Staatsbürgerschaft gegen Bares? Maltas Regierung wirbt im Internet ganz offen dafür: Wer eine Immobilie in dem Inselstaat kauft und dazu 150.000 Euro in maltesische Staatsanleihen investiert, kann im Prinzip schon nach 240 Tagen einbürgert werden - und damit auch den begehrten Reisepass bekommen. Bewerber aus arabischen Ländern, Russland, Asien oder Südamerika müssen dazu noch nicht einmal auf Malta wohnen. Es reicht, wenn sie die Insel und ihre dort für mindestens fünf Jahr erworbene Immobilie einmal besuchen. Der Clou am maltesischen Reisepass: Er schließt das Recht auf visafreie Einreise als Tourist in die USA mit ein.
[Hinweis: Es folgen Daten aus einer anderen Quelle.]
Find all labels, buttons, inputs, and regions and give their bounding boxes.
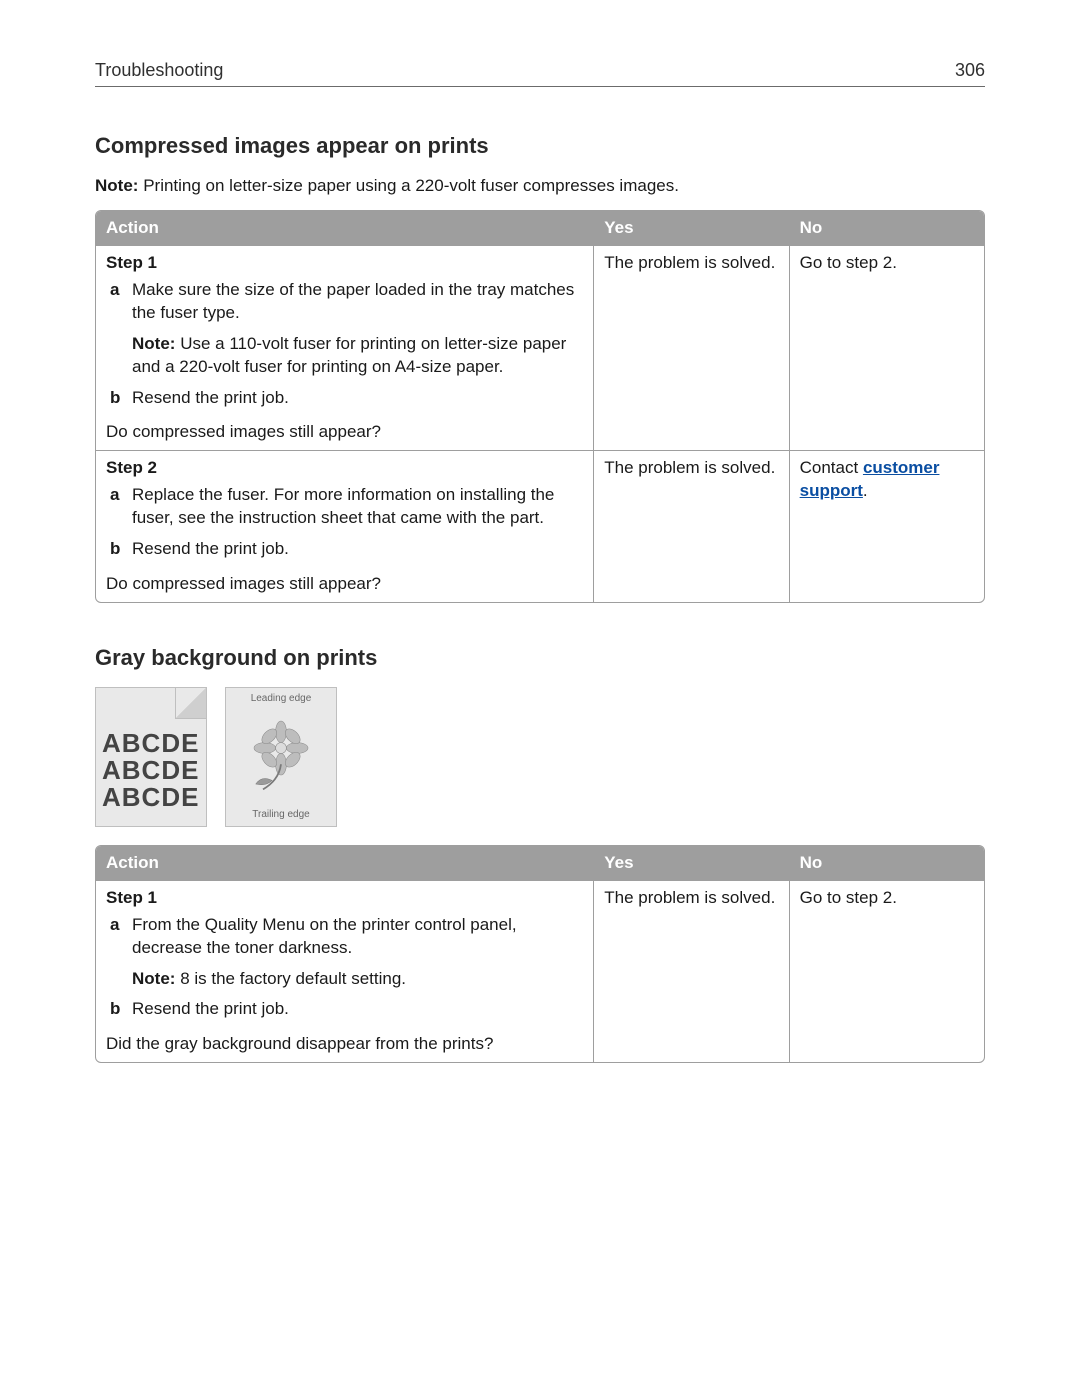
step-list: b Resend the print job. — [106, 998, 585, 1021]
item-marker: a — [106, 484, 132, 530]
item-marker: b — [106, 998, 132, 1021]
note-text: Printing on letter-size paper using a 22… — [143, 176, 679, 195]
doc-sample-text: ABCDE ABCDE ABCDE — [102, 730, 200, 812]
cell-yes: The problem is solved. — [593, 881, 788, 1063]
flower-icon — [236, 709, 326, 805]
step-title: Step 1 — [106, 252, 585, 275]
table-header-row: Action Yes No — [96, 211, 984, 246]
list-item: b Resend the print job. — [106, 538, 585, 561]
cell-no: Go to step 2. — [789, 246, 984, 451]
doc-sample-icon: ABCDE ABCDE ABCDE — [95, 687, 207, 827]
list-item: b Resend the print job. — [106, 998, 585, 1021]
cell-yes: The problem is solved. — [593, 450, 788, 602]
running-section: Troubleshooting — [95, 58, 223, 82]
no-suffix: . — [863, 481, 868, 500]
col-action: Action — [96, 211, 593, 246]
closing-question: Do compressed images still appear? — [106, 421, 585, 444]
item-text: Resend the print job. — [132, 998, 585, 1021]
note-label: Note: — [132, 969, 175, 988]
section-heading: Gray background on prints — [95, 643, 985, 673]
cell-action: Step 1 a From the Quality Menu on the pr… — [96, 881, 593, 1063]
caption-leading-edge: Leading edge — [251, 692, 312, 706]
col-yes: Yes — [593, 846, 788, 881]
list-item: b Resend the print job. — [106, 387, 585, 410]
closing-question: Do compressed images still appear? — [106, 573, 585, 596]
cell-action: Step 2 a Replace the fuser. For more inf… — [96, 450, 593, 602]
item-marker: b — [106, 387, 132, 410]
troubleshooting-table-1: Action Yes No Step 1 a Make sure the siz… — [95, 210, 985, 603]
step-list: a Make sure the size of the paper loaded… — [106, 279, 585, 325]
item-text: Make sure the size of the paper loaded i… — [132, 279, 585, 325]
col-action: Action — [96, 846, 593, 881]
no-text: Go to step 2. — [800, 888, 897, 907]
cell-no: Go to step 2. — [789, 881, 984, 1063]
caption-trailing-edge: Trailing edge — [252, 808, 309, 822]
step-title: Step 1 — [106, 887, 585, 910]
list-item: a Replace the fuser. For more informatio… — [106, 484, 585, 530]
table-header-row: Action Yes No — [96, 846, 984, 881]
cell-action: Step 1 a Make sure the size of the paper… — [96, 246, 593, 451]
item-note: Note: 8 is the factory default setting. — [132, 968, 585, 991]
step-list: a Replace the fuser. For more informatio… — [106, 484, 585, 561]
no-text: Go to step 2. — [800, 253, 897, 272]
table-row: Step 1 a Make sure the size of the paper… — [96, 246, 984, 451]
item-text: From the Quality Menu on the printer con… — [132, 914, 585, 960]
item-text: Resend the print job. — [132, 538, 585, 561]
list-item: a From the Quality Menu on the printer c… — [106, 914, 585, 960]
item-marker: a — [106, 279, 132, 325]
note-text: 8 is the factory default setting. — [180, 969, 406, 988]
doc-line: ABCDE — [102, 757, 200, 784]
table-row: Step 2 a Replace the fuser. For more inf… — [96, 450, 984, 602]
step-list: b Resend the print job. — [106, 387, 585, 410]
cell-yes: The problem is solved. — [593, 246, 788, 451]
step-list: a From the Quality Menu on the printer c… — [106, 914, 585, 960]
note-label: Note: — [95, 176, 138, 195]
col-no: No — [789, 211, 984, 246]
page-fold-icon — [175, 688, 206, 719]
closing-question: Did the gray background disappear from t… — [106, 1033, 585, 1056]
item-text: Replace the fuser. For more information … — [132, 484, 585, 530]
doc-line: ABCDE — [102, 730, 200, 757]
cell-no: Contact customer support. — [789, 450, 984, 602]
item-note: Note: Use a 110-volt fuser for printing … — [132, 333, 585, 379]
table-row: Step 1 a From the Quality Menu on the pr… — [96, 881, 984, 1063]
col-yes: Yes — [593, 211, 788, 246]
doc-line: ABCDE — [102, 784, 200, 811]
illustration-row: ABCDE ABCDE ABCDE Leading edge — [95, 687, 985, 827]
item-text: Resend the print job. — [132, 387, 585, 410]
running-page-number: 306 — [955, 58, 985, 82]
troubleshooting-table-2: Action Yes No Step 1 a From the Quality … — [95, 845, 985, 1064]
col-no: No — [789, 846, 984, 881]
section-heading: Compressed images appear on prints — [95, 131, 985, 161]
step-title: Step 2 — [106, 457, 585, 480]
item-marker: a — [106, 914, 132, 960]
no-prefix: Contact — [800, 458, 863, 477]
document-page: Troubleshooting 306 Compressed images ap… — [0, 0, 1080, 1397]
item-marker: b — [106, 538, 132, 561]
flower-sample-icon: Leading edge — [225, 687, 337, 827]
running-header: Troubleshooting 306 — [95, 58, 985, 87]
list-item: a Make sure the size of the paper loaded… — [106, 279, 585, 325]
section-note: Note: Printing on letter-size paper usin… — [95, 175, 985, 198]
note-text: Use a 110-volt fuser for printing on let… — [132, 334, 566, 376]
note-label: Note: — [132, 334, 175, 353]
Die EU-Kommission in Brüssel hat sich nun zum ersten Mal die Mühe gemacht, das Geschäftsmodell "Staatsbürgerschaft gegen Geld" und auch die "Visum gegen Geld"-Programme der EU-Mitgliedsstaaten genauer unter die Lupe zu nehmen. Der an diesem Mittwoch vorgestellte Bericht gebe Anlass zur Sorge, sagten die EU-Kommissare Vera Jourova und Dimitris Avramopoulus in Brüssel. Drei Staaten - Malta, Zypern und Bulgarien - bieten ihre Staatsbürgerschaft offen feil, 20 der 28 Mitgliedstaaten bieten gegen unterschiedlich hohe Investitionen dauerhafte Aufenthaltsgenehmigungen an.

EU-Kommission appelliert an Mitgliedsstaaten

"Diese Länder verkaufen nicht nur ihre eigene Staatsbürgerschaft, sondern auch gleichzeitig eine Staatsbürgerschaft für die gesamte Europäische Union", sagte Justizkommissarin Jourova. Die EU-Kommission sei nicht sicher, dass die erforderlichen Sicherheitsüberprüfungen in allen einzelnen Fällen auch wirklich ausreichend seien. "Geldwäsche, Steuerhinterziehung können nicht ausgeschlossen werden, weil einige Staaten keine ausreichenden Nachweise fordern, woher das Geld für die Investitionen für einen Pass oder ein Visum stammen", kritisierte die Jourova. "Der Verkauf der Staatsbürgerschaft durch die Mitgliedstaaten ist zwar legal, aber wir können nicht einfach nichts tun."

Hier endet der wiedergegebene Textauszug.